Прошло две недели после смерти мамы. На пороге стояло рож­дество. Я не знала, как пережить это время. Отец хотел, как всегда, устроить елку с подарками и изо всех сил старался, чтобы малышам было весело. Нас просто спас приход Анны Шёт и Торупа. Я уверена, что мы с отцом одни не смогли бы устроить детям настоящее рождество.
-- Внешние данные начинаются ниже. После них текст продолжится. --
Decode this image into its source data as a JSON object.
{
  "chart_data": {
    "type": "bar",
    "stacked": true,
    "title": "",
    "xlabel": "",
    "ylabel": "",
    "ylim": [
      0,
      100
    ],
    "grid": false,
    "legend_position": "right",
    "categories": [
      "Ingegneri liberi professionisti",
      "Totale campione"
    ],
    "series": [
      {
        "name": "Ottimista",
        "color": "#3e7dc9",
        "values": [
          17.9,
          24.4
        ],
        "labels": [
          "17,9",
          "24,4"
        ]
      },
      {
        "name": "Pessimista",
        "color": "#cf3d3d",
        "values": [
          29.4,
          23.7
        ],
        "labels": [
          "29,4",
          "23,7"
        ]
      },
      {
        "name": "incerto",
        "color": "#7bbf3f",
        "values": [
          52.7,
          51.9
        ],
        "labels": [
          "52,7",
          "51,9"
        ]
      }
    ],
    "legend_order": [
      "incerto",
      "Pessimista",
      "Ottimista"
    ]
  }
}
Коре и трое малышей тоже были невеселы. Коре было уже де­сять, и он сильнее, чем мы думали, тосковал по маме. Но он был мужчиной и не хотел показывать своего горя. Имми было семь, Одду — шесть, а маленькому Осмунду четыре с половиной года, они, наверное, и не понимали как следует, что произошло. Они видели только, что мы серьезны, и это приглушало их веселье. Да и Доддо, как мы называли фрекен Шёт и профессора Торупа, посидели с нами в темной гостиной, пока отец зажигал свечи на большой елке в зале. А когда двери распахнулись и малыши уви­дели елку, полную подарков, в блеске свечей и мишуры, глаза их засветились радостью.

И в этот рождественский вечер мы водили хоровод вокруг елки и старательно пропели все рождественские песенки, только голоса плохо слушались нас.
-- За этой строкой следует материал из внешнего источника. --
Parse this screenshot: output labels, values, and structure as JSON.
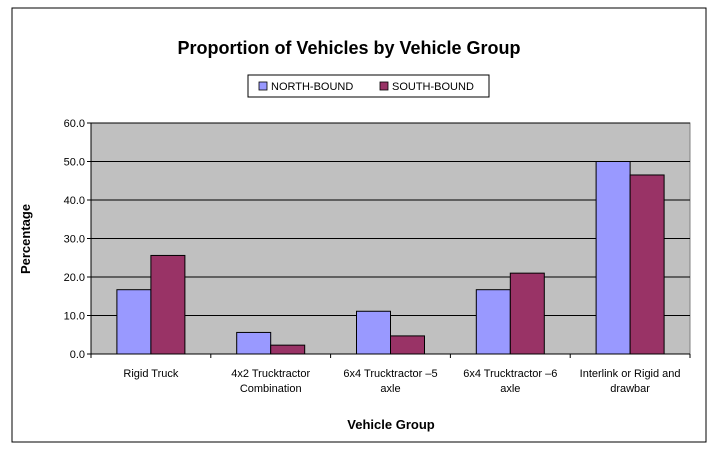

Лишь одно доставило мне настоящую радость — красивый де­ревянный рельеф, который мне подарил Дагфин Вереншельд. Он хотел подарить мне самое для него дорогое — и вырезал на нем своих зверей. Дагфину тогда едва исполнилось пятнадцать лет, и я еще не принимала его искусства всерьез. То была одна из пер­вых его работ, и он вложил в нее всю душу. Я и по сей день гор­жусь этим подарком.

Отец и Доддо тоже залюбовались резьбой Дагфина. «Посмотри, как просты эти деревья с попугаями и райскими птичками. А по­смотри-ка, как он придумал, чтобы кролик опустил одно ухо. Ведь это же настоящее искусство!»— сказал отец.

Папа лучше владел собою, чем я. Лишь временами в глазах у него появлялось пугающее меня выражение отчаяния. Но он сразу спохватывался и опять весь был с нами.

Потом я узнала, что утром он ездил во дворец, поздравлять с рождеством. Один мальчик, который жил на Бюгде-алле, видел, как отец ехал туда на своем огромном вороном коне. Через не­сколько часов мальчик опять его увидел, отец возвращался назад. Он ехал по улице Нобеля, оттуда по Драмменсвейн, вверх по Бюгде-алле и возвращался той же дорогой, и так много раз под­ряд. На углу улицы Нобеля и Бюгде-алле стоит деревянный домик моей бабушки, с которым у отца связаны воспоминания о первых днях его совместной жизни с мамой. Целый час отец кружил во­круг этого домика, он ехал шагом в глубокой задумчивости.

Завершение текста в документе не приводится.